Riverside has been around for about fifteen years now. Looking back, how do you feel about its levels of success and popularity thus far?

I really like that we’re not the kind of band that comes out of nowhere and gets really famous overnight. We worked really hard for what we’ve achieved. If I’m counting correctly, next year will mark the fifteenth anniversary of when we started to play together, not as Riverside itself but just in terms of the start of what would become that project. I’m actually a bit scared about how fast the time is passing [laughs].

A few weeks before the tour started, a Dutch friend of mine posted on my Facebook wall a picture we took ten years ago and I was so baffled, seeing myself then. I looked almost childish and now I have a long beard and gray hairs, so I feel like time is passing too quickly sometimes.

Going back to the band, I really like that we’re always moving forward. They aren’t always big steps, but it’s also going forward. Sometimes I don’t feel like I’m a rock star kind of guy; I’m the same guy I was ten years ago, for example. Some things changed, though, so to some people I may be important, but I never really think like that. I’m the same guy as before Riverside. After each show, I try to reach the crowd and be among them. That’s important to me.

It’s great that you try to make that connection as much as possible. It’s interesting because many bands that’ve worked so hard and have gotten success bit by bit seem so humble, whereas some artists who skyrocket overnight let the sudden fame go to their heads.

It’s not always the same case, but sometimes bands that come up that quickly disappear just as fast. Building momentum over fifteen years of albums has allowed us to gain really dedicated fans. We’re selling more albums now and seeing bigger crowds than ever before. We can really feel the fruits of our labor.

It’s certainly well-deserved.

I’m not the person to judge that [laughs], but thank you. It seems like progressive rock isn’t as big as it used to be decades ago, so I’m always surprised and grateful to see so many people supporting us. We’ve played some festivals in the past in North and South America and what was curious to me was that I saw the same faces at some of them. There’s something wrong about that, not in that the same people are so dedicated, but that you don’t see newer faces or younger faces. In the United States, for example, NEARfest and RoSfest typically attract people in their fifties.

Progressive rock is definitely less popular than it was when it started, and it’s still largely ignored compared to many other genres.

Yeah. I guess Riverside is in the middle, between the old and modern kinds of progressive rock. It’s sort of like post-Marillion. There aren’t a lot of bands straddling that line. Of course, Steven Wilson and Porcupine Tree and Anathema also touch upon that melancholic style, but I’m not sure there are many others these days.

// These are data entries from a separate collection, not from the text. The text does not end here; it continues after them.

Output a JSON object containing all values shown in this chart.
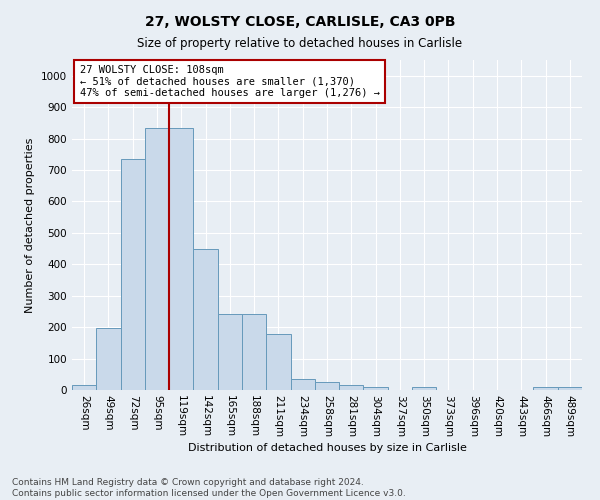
{
  "title_line1": "27, WOLSTY CLOSE, CARLISLE, CA3 0PB",
  "title_line2": "Size of property relative to detached houses in Carlisle",
  "xlabel": "Distribution of detached houses by size in Carlisle",
  "ylabel": "Number of detached properties",
  "footnote": "Contains HM Land Registry data © Crown copyright and database right 2024.\nContains public sector information licensed under the Open Government Licence v3.0.",
  "bar_labels": [
    "26sqm",
    "49sqm",
    "72sqm",
    "95sqm",
    "119sqm",
    "142sqm",
    "165sqm",
    "188sqm",
    "211sqm",
    "234sqm",
    "258sqm",
    "281sqm",
    "304sqm",
    "327sqm",
    "350sqm",
    "373sqm",
    "396sqm",
    "420sqm",
    "443sqm",
    "466sqm",
    "489sqm"
  ],
  "bar_values": [
    15,
    198,
    735,
    835,
    835,
    448,
    243,
    243,
    178,
    35,
    25,
    15,
    8,
    0,
    8,
    0,
    0,
    0,
    0,
    8,
    8
  ],
  "bar_color": "#c9d9ea",
  "bar_edgecolor": "#6699bb",
  "annotation_box_text": "27 WOLSTY CLOSE: 108sqm\n← 51% of detached houses are smaller (1,370)\n47% of semi-detached houses are larger (1,276) →",
  "vline_x": 3.5,
  "vline_color": "#aa0000",
  "ylim": [
    0,
    1050
  ],
  "yticks": [
    0,
    100,
    200,
    300,
    400,
    500,
    600,
    700,
    800,
    900,
    1000
  ],
  "background_color": "#e8eef4",
  "grid_color": "#ffffff",
  "title_fontsize": 10,
  "subtitle_fontsize": 8.5,
  "xlabel_fontsize": 8,
  "ylabel_fontsize": 8,
  "footnote_fontsize": 6.5,
  "tick_fontsize": 7.5
}
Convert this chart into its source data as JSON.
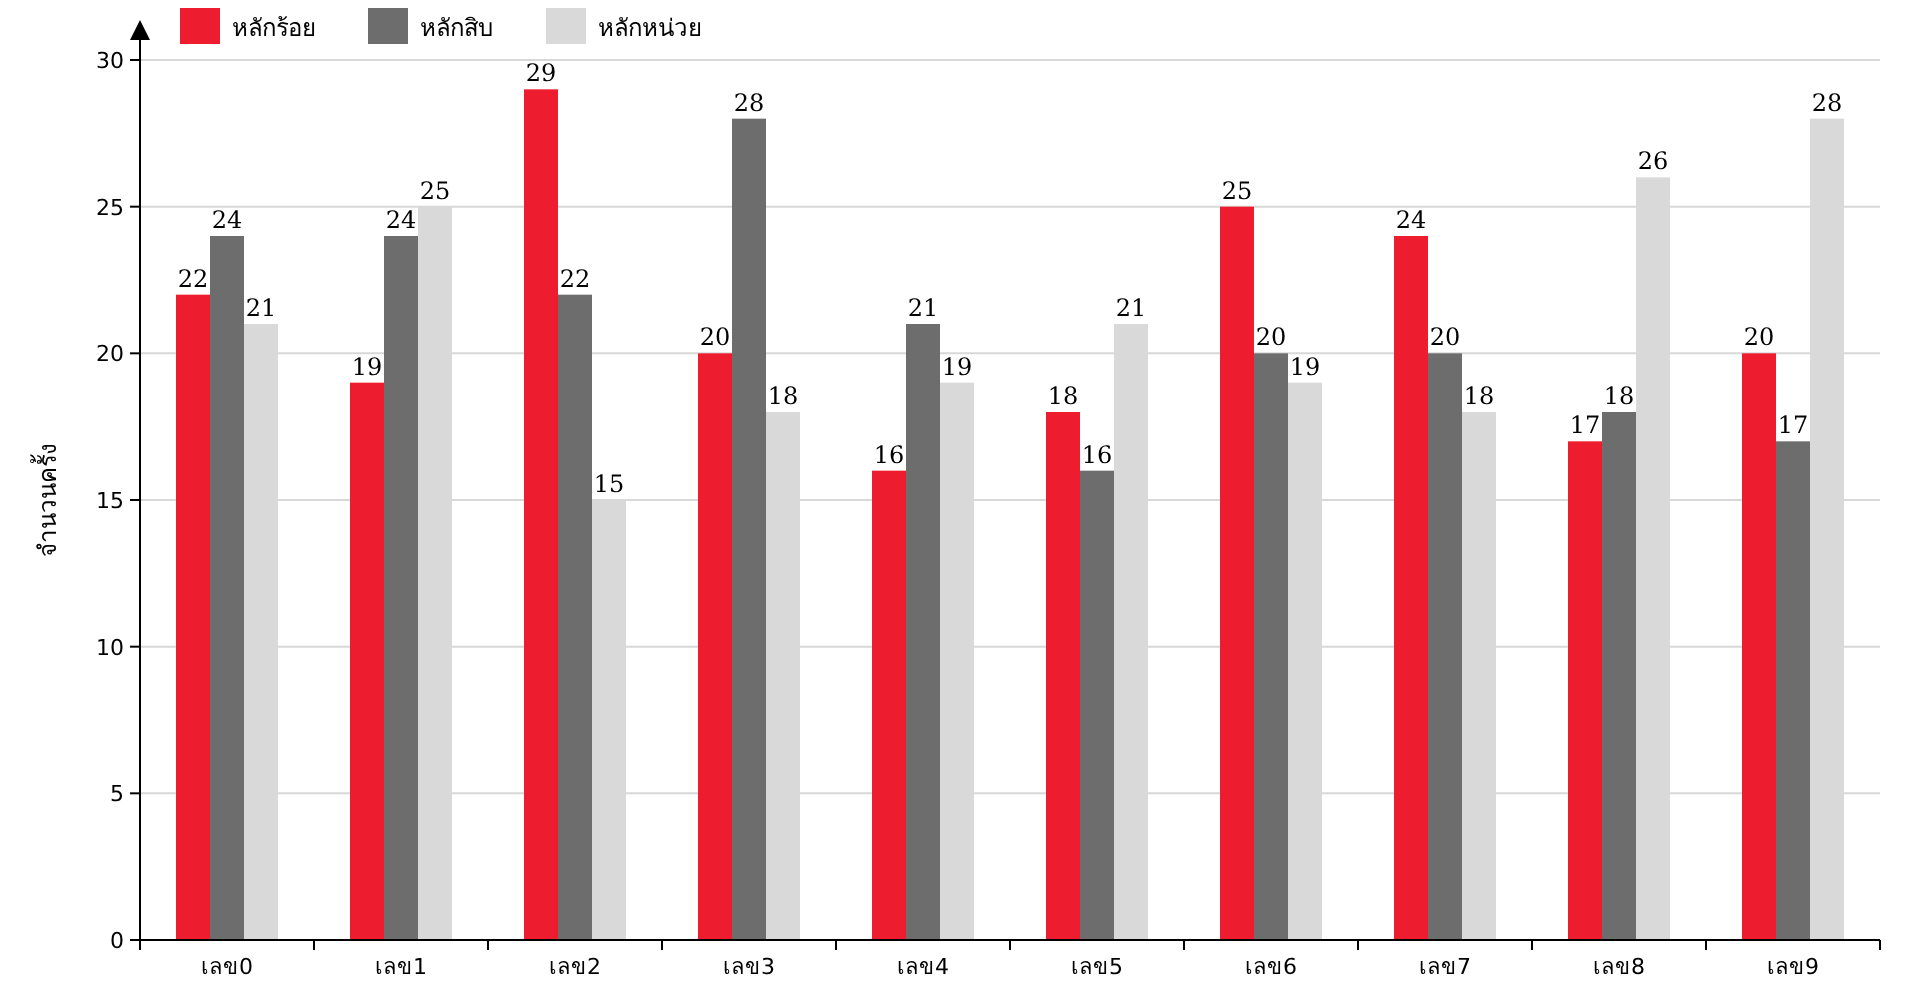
{
  "chart_data": {
    "type": "bar",
    "ylabel": "จำนวนครั้ง",
    "categories": [
      "เลข0",
      "เลข1",
      "เลข2",
      "เลข3",
      "เลข4",
      "เลข5",
      "เลข6",
      "เลข7",
      "เลข8",
      "เลข9"
    ],
    "series": [
      {
        "name": "หลักร้อย",
        "color": "#ed1c2e",
        "values": [
          22,
          19,
          29,
          20,
          16,
          18,
          25,
          24,
          17,
          20
        ]
      },
      {
        "name": "หลักสิบ",
        "color": "#6d6d6d",
        "values": [
          24,
          24,
          22,
          28,
          21,
          16,
          20,
          20,
          18,
          17
        ]
      },
      {
        "name": "หลักหน่วย",
        "color": "#d9d9d9",
        "values": [
          21,
          25,
          15,
          18,
          19,
          21,
          19,
          18,
          26,
          28
        ]
      }
    ],
    "ylim": [
      0,
      30
    ],
    "yticks": [
      0,
      5,
      10,
      15,
      20,
      25,
      30
    ],
    "grid": "y",
    "legend": "top left",
    "data_labels": true
  }
}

A lot of modern bands try to emulate groups like Yes, Genesis, and ELP rather than finding their own place in the field.

It’s easier for us because we started fifteen years ago. It’d be more difficult to start now because the scene isn’t as big. We’re happy that we can play shows outside of Poland, in other parts of Europe and across the United States. Two years ago, for instance, we played a show in South Carolina or North Carolina. I can’t remember. Anyway, it was only a crowd of about forty people, yet their cheering made it seem like two hundred people were there. It was on a beach too, so it was like a vacation town.

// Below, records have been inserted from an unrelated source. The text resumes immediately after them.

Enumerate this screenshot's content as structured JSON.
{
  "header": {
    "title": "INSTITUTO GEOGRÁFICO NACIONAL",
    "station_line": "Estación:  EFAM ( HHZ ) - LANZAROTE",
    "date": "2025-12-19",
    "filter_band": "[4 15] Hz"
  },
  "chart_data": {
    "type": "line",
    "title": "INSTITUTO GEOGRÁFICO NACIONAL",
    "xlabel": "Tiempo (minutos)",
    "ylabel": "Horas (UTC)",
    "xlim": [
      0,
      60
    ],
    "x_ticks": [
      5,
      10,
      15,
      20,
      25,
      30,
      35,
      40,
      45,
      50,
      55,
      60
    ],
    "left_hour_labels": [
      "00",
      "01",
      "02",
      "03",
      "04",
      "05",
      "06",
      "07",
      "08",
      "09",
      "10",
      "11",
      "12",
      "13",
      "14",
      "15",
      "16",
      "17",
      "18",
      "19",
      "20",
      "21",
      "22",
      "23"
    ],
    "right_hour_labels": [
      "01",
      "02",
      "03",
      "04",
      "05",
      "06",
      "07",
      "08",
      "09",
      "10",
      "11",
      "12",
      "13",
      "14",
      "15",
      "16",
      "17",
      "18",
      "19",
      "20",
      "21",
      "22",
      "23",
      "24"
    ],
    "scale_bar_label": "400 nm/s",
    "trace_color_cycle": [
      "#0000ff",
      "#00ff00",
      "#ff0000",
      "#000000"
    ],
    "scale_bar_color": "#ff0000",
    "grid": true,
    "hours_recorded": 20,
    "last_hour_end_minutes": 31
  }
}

Whether you’re playing for thousands of people or only dozens, you still need to play as well as possible. The fans expect it. It can be a bit difficult to find the energy to play for only a few dozen people because the band takes its energy from the people, just like the crowd is taking the energy from the band. Someone has to start it! When the crowd is small, it’s difficult to reach that electricity, but at that show it was easy because the audience was so enthusiastic.

I’m sure. Fortunately, Riverside has a very adoring fanbase from what I can tell.

Yes, luckily.

Well thanks again for taking the time to speak with me, Piotr. It was a pleasure. Congratulations again on the new record, too. It’s incredible.

Thank you so much, Jordan. Take care.